En théorie, le volume total du commerce international, la somme des échanges entre les divers pays, devrait s’accroître sans cesse, en vertu d’une loi qui repose sur les raisons suivantes : augmentation de la population ; accroissement de la production par le perfectionnement des méthodes dans l’industrie et dans la culture ; extension de la civilisation moderne dans les contrées neuves et dans certains pays de civilisation très ancienne. C’est cependant un fait établi par l’expérience que l’activité moyenne commerciale dans le monde ne présente pas cette régularité de marche ascendante, et procède au contraire par grandes ondulations produisant ces périodes alternées de dépression universelle et d’universelle activité, dont l’irrégularité fait le désespoir des économistes.
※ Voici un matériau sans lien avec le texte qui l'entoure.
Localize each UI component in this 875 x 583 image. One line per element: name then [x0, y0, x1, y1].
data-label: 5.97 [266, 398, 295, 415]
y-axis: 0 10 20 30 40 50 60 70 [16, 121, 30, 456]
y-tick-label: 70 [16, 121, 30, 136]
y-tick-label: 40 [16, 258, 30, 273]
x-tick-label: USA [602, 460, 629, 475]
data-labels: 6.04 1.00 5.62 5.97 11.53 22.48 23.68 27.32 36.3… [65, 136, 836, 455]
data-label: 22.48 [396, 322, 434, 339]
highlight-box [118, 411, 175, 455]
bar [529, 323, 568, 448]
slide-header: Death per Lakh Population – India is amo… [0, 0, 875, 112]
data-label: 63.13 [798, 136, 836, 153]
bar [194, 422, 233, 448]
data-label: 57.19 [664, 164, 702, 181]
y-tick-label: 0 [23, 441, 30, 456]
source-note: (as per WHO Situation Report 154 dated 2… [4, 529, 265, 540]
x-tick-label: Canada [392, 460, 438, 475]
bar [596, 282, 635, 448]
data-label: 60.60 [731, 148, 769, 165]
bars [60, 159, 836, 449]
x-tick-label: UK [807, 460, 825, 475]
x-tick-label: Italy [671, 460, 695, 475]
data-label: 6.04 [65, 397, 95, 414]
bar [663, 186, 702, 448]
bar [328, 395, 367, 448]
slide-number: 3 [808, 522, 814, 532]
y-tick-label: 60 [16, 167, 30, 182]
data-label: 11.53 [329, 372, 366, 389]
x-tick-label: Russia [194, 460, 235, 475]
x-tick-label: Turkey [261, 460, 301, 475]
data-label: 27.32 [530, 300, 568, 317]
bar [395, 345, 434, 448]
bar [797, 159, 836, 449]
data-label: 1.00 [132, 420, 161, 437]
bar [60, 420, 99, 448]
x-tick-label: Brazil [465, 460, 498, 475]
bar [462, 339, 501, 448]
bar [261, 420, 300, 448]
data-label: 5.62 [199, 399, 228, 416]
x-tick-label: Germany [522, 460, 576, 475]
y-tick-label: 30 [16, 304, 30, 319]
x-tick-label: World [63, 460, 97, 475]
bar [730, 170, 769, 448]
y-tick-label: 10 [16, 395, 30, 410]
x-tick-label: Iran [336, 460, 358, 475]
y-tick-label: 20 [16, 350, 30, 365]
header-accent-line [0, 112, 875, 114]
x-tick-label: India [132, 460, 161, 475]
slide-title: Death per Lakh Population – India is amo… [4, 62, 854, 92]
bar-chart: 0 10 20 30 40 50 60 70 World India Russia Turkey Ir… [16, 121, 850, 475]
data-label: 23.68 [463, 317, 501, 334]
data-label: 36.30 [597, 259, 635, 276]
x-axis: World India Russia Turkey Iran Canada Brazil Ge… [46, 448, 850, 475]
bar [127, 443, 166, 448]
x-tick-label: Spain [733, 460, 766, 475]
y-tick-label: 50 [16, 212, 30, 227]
Il est imprudent d’appliquer à ces grands mouvemens les raisonnemens routiniers. Aucun des remèdes, par exemple, que certains docteurs voulaient employer au traitement de la désorganisation du commerce en 1893 et 1894, les déclarant indispensables et infaillibles, n’a été mis en œuvre. Le commerce n’en a pas moins commencé depuis à s’améliorer de lui-même, manquant ainsi du respect le plus élémentaire à la science économique.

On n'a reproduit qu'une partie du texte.